Contingent Convertibles Disclaimer
Prohibition on marketing and sales of Contingent Convertibles to retail investors
Contingent convertible instruments (the “Securities”) are complex financial instruments. They are not a suitable or appropriate investment for all investors, especially retail investors. In some jurisdictions, regulatory authorities have adopted or published laws, regulations or guidance with respect to the offer or sale of securities such as the Securities to retail investors. In the United Kingdom (“UK“), the Financial Conduct Authority (“FCA“) Conduct of Business Sourcebook (“COBS“) requires, in summary, that the Securities should not be offered or sold to retail clients (as defined in COBS 3.4 and each a “retail client“) in the UK.
Deutsche Bank AG, London Branch (“Deutsche Bank”) is required to comply with COBS. By purchasing, or making or accepting an offer to purchase, any Securities (or a beneficial interest in such Securities) from the Issuer or Deutsche Bank, you represent, warrant, agree with, and undertake to Deutsche Bank that:
- you are not a retail client in the UK; and
- you will not sell or offer the Securities (or any beneficial interest therein) to retail clients in the UK or communicate or approve an invitation or inducement to participate in, acquire or underwrite the Securities (or any beneficial interests therein) where that invitation or inducement is addressed to or disseminated in such a way that it is likely to be received by a retail client in the UK. In selling or offering the Securities or making or approving communications relating to the Securities you may not rely on the limited exemptions set out in COBS.
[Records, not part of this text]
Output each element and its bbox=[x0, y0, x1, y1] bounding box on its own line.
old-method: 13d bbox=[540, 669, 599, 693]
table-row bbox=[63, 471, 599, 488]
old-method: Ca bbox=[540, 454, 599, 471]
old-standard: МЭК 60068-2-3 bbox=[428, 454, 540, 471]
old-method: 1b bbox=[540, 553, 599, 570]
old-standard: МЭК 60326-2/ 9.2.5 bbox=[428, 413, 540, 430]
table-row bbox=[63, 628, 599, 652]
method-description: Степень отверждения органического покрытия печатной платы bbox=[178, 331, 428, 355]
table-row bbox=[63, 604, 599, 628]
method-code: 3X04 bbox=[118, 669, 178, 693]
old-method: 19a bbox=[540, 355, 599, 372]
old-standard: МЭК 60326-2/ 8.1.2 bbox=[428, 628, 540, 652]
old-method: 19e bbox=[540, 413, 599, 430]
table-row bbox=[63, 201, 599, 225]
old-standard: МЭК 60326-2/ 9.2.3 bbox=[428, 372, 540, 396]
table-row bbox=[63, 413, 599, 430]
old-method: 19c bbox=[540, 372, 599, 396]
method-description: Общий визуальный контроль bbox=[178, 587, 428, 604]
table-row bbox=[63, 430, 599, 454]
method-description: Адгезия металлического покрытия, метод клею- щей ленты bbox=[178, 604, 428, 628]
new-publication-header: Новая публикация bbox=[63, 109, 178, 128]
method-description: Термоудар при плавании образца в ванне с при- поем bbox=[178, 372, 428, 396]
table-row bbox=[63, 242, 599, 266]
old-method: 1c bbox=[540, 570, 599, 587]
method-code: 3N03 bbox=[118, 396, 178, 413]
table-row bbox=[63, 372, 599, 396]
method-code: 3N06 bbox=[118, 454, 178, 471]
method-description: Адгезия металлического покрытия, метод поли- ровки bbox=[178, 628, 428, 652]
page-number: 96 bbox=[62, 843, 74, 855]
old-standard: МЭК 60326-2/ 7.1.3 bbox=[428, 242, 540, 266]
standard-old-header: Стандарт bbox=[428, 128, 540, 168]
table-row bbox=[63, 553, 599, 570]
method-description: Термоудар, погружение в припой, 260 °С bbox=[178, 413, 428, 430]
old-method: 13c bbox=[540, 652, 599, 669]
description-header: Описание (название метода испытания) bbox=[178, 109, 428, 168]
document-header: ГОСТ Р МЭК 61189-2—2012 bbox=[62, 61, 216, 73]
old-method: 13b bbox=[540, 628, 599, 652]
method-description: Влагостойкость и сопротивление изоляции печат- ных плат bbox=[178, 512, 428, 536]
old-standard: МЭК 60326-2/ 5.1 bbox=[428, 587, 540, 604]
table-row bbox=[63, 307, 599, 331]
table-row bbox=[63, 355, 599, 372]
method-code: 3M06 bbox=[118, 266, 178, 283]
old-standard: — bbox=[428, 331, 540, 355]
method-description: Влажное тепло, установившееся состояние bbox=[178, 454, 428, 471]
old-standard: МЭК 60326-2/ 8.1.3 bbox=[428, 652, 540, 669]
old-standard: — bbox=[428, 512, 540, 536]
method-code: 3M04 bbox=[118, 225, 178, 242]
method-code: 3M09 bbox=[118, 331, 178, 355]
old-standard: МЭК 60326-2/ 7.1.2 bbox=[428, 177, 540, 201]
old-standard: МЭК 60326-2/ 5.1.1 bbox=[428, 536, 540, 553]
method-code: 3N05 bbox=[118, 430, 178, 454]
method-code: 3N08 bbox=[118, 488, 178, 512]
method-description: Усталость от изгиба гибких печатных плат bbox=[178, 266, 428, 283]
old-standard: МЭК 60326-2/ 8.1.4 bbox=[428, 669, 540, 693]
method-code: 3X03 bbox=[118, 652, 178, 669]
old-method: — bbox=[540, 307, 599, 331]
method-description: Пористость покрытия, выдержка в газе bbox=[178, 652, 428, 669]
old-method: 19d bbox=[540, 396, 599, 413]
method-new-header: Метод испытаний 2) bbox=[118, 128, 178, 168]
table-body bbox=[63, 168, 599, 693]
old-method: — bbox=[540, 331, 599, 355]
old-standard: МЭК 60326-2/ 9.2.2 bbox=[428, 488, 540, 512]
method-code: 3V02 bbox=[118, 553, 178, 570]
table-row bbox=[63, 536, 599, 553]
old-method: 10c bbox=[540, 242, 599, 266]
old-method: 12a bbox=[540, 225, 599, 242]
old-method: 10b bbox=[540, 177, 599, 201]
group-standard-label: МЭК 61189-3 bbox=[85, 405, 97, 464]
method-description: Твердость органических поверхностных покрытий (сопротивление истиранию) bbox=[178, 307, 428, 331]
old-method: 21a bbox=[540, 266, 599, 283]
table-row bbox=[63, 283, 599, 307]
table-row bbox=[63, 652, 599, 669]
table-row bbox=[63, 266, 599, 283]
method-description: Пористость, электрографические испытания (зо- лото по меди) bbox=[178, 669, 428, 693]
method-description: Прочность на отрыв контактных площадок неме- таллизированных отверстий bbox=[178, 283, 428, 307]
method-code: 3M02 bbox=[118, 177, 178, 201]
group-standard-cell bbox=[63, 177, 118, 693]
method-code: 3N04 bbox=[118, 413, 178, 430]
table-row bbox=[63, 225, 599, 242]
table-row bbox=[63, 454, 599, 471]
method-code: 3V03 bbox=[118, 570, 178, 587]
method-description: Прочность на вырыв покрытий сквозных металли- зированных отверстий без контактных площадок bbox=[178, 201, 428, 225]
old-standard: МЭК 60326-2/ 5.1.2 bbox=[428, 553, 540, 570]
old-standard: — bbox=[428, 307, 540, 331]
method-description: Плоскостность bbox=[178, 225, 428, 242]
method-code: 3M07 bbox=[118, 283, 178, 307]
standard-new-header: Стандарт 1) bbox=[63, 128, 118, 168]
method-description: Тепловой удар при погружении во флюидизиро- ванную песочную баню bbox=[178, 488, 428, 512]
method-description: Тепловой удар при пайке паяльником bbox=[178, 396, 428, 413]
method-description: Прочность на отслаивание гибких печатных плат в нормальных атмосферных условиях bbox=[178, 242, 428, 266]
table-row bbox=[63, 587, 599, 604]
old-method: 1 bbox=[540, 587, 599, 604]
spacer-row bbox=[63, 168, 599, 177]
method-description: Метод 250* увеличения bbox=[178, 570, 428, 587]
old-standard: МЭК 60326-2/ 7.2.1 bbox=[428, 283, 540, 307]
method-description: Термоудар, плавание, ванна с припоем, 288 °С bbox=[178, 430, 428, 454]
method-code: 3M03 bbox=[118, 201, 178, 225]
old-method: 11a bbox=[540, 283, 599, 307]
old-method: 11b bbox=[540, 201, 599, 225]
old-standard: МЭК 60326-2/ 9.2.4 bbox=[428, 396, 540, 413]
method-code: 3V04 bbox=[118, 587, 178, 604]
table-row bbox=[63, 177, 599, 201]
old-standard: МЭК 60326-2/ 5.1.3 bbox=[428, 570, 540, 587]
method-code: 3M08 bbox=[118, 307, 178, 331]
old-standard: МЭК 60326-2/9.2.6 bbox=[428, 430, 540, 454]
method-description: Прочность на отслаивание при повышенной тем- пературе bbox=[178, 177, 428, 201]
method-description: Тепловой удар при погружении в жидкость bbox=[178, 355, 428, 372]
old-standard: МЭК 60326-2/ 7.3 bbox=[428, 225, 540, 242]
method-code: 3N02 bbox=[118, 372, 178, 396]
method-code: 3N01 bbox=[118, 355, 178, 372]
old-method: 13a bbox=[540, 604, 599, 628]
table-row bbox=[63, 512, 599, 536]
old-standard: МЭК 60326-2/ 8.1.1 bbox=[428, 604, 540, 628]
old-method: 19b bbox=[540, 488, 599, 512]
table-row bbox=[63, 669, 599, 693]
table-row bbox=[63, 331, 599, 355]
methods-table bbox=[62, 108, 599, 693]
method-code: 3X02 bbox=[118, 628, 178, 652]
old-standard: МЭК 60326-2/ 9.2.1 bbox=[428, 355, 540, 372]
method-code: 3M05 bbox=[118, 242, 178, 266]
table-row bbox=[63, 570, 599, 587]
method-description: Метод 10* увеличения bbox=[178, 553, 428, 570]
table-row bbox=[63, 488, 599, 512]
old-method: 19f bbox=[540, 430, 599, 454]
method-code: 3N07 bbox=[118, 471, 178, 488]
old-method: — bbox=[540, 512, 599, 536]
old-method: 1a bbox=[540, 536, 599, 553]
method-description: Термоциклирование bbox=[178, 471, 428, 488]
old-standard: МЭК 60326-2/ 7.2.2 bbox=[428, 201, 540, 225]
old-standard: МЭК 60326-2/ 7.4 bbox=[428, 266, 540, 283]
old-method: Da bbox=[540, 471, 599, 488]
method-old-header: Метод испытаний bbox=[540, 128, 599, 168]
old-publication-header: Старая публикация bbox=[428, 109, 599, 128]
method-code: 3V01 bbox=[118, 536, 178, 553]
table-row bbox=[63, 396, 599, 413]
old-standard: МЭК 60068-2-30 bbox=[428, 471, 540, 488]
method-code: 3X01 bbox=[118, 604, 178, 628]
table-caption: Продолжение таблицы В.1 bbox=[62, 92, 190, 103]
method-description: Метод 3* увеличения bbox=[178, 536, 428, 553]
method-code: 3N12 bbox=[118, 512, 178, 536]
- The obligations in paragraph 2 above are in addition to the need to comply at all times with all other applicable laws, regulations and regulatory guidance (whether inside or outside the European Economic Areas (“EEA”) or the UK) relating to the promotion, offering, distribution and/or sale of the Securities (or any beneficial interests therein), whether or not specifically mentioned in this document – including (without limitation) any requirements under the Markets in Financial Instruments Directive 2014/65/EU (as amended) (“MiFID II“) or the UK FCA Handbook as relating to determining the appropriateness and/or suitability of an investment in the Securities (or any beneficial interests therein) for investors in any relevant jurisdiction.
Where acting as agent on behalf of a disclosed or undisclosed client when purchasing, or making or accepting an offer to purchase, any securities (or any beneficial interest therein) from the Issuer and/or Deutsche Bank, the foregoing representations, warranties, agreements and undertakings will be given by and be binding upon both the agent and its underlying client.